Hashing combines the hashes of all fields:

hash(k):
    h1 = hash(k.a)
    h2 = hash(k.b)
    return combine(h1, h2)

Use this key type in maps or sets as a single unit.

Discussion

A composite key defines identity over multiple dimensions. The correctness requirement is strict: the fields used in equality must match exactly the fields used in hashing. If equality uses two fields, hashing must also use both. If hashing ignores a field used in equality, collisions increase but correctness is preserved. If hashing includes a field ignored by equality, correctness is broken.

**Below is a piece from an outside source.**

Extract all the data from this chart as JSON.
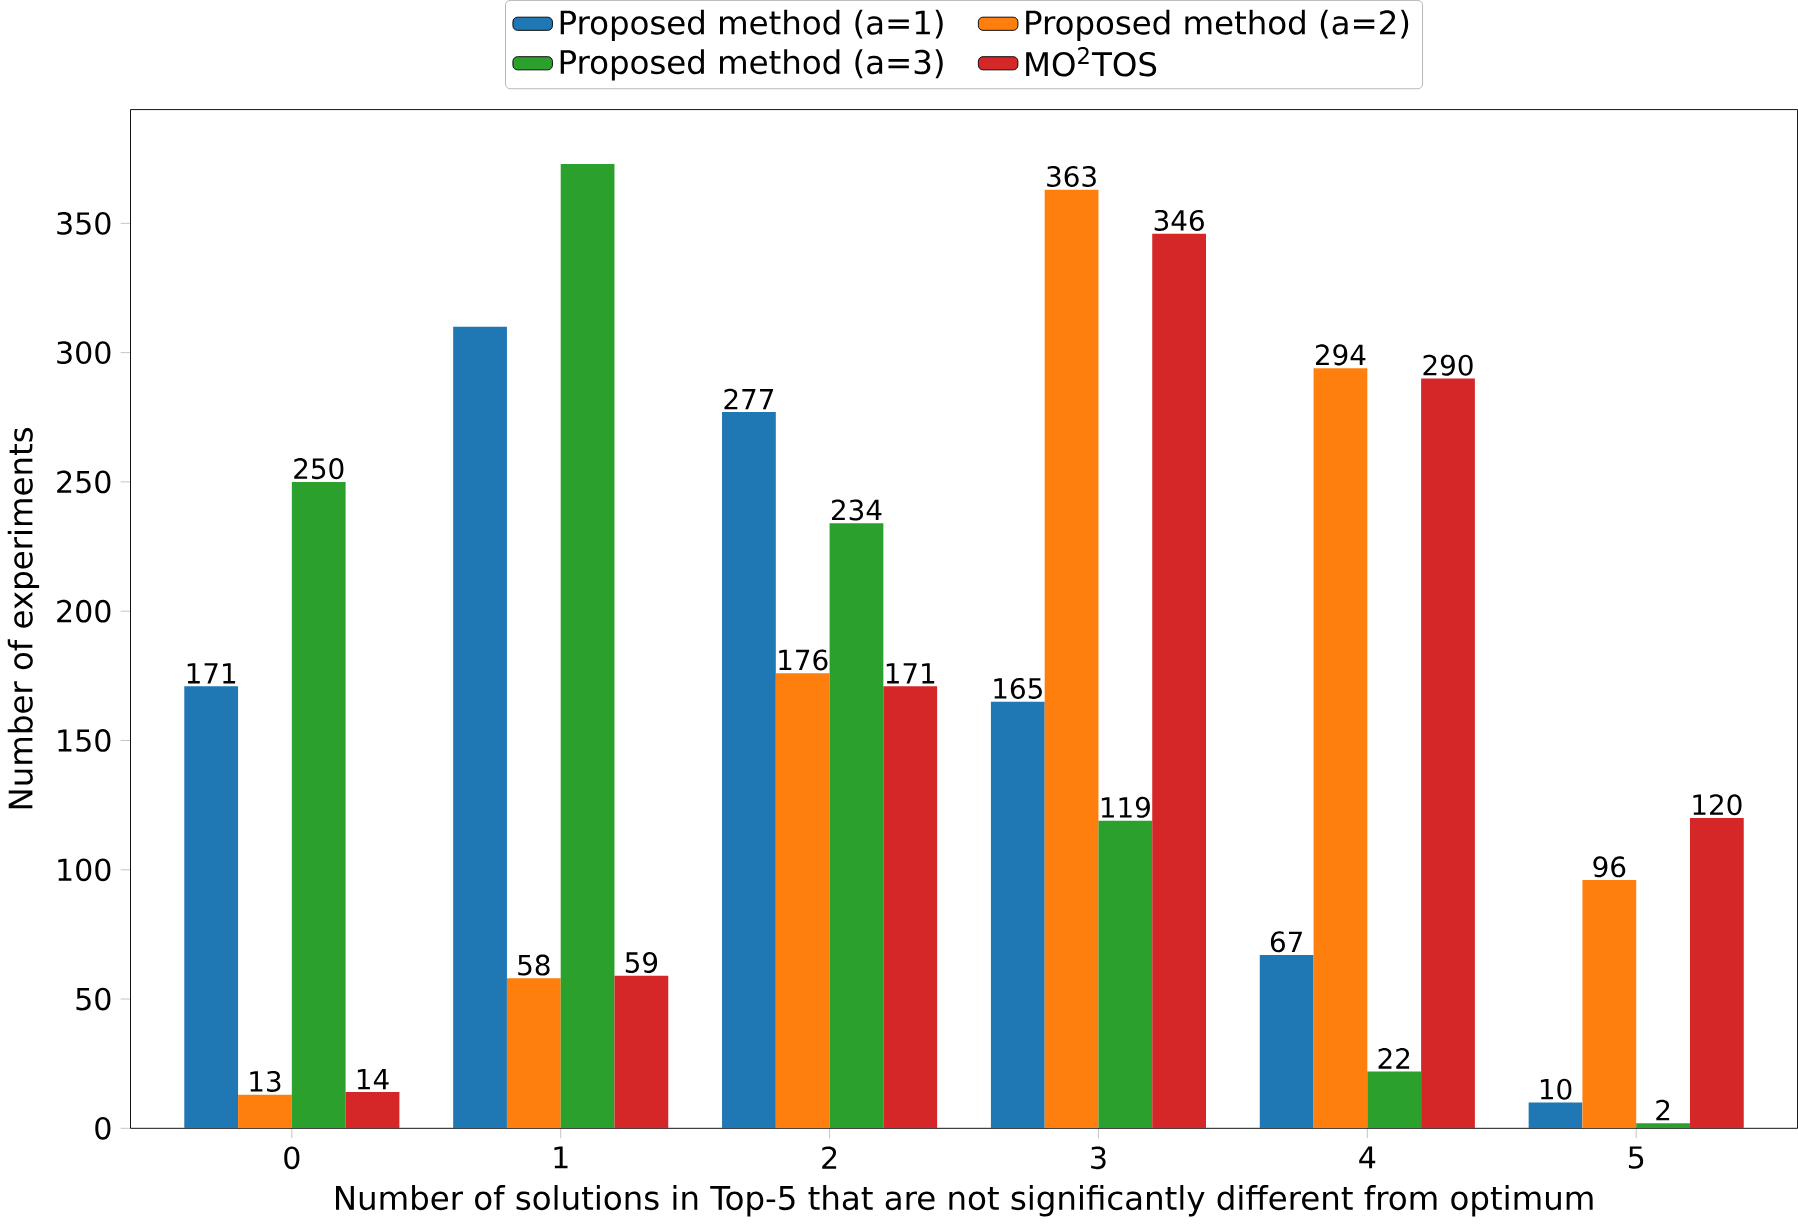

The combination function should be order-sensitive. The pair (a, b) should usually produce a different hash than (b, a). A simple combination is:

combine(h1, h2):
    return h1 * constant + h2

More robust combinations mix bits to reduce patterns when inputs are structured.

Composite keys are preferable to encoding multiple fields into a single string or integer manually. Direct composition keeps types explicit, avoids parsing, and reduces accidental collisions.

Correctness

Let equality be defined as:

k1 == k2  iff  k1.a == k2.a and k1.b == k2.b

To preserve correctness, the hash function must satisfy:

if k1 == k2 then hash(k1) == hash(k2)

If both fields are equal, their individual hashes are equal, so the combined hash is equal.

If equality ignores a field but hashing includes it, two equal keys may produce different hashes. These keys would be placed in different buckets. Lookup would search only one bucket and could miss the stored entry. This violates correctness.

Complexity

Hashing a composite key takes time proportional to the cost of hashing each field plus the cost of combining them. For fixed-size fields such as integers, this is constant time. For variable-size fields such as strings, the cost depends on their length.

Map operations remain expected O(1) assuming a good combined hash and bounded load factor.

Example

Use a map to store values indexed by grid coordinates.

Key:
    x: integer
    y: integer

Insert and lookup:

put(map, (2, 3), "A")
put(map, (2, 4), "B")

get(map, (2, 3)) returns "A"
get(map, (2, 4)) returns "B"

If hashing used only x, both keys would collide. This is correct but inefficient. If hashing used (x, y) but equality used only x, lookup could fail.

Implementation Notes

Prefer language-provided tuple or struct hashing when available. These implementations are usually well-tested and optimized.

Ensure fields are immutable or treated as immutable after insertion. Changing a field changes the key’s hash and bucket position, making the entry difficult or impossible to find.

For nested composite keys, apply the same rule recursively. Each component must satisfy the equality-hash contract.

For large composite keys, consider storing a precomputed hash if the key is used frequently and is immutable.

Common Mistakes

Hashing only part of the key when equality uses all fields.

Hashing extra fields that equality ignores.

Using unordered combination when order matters.

Serializing fields into a string without clear separators, which can cause accidental collisions.

Mutating fields of a key after insertion into a hash table.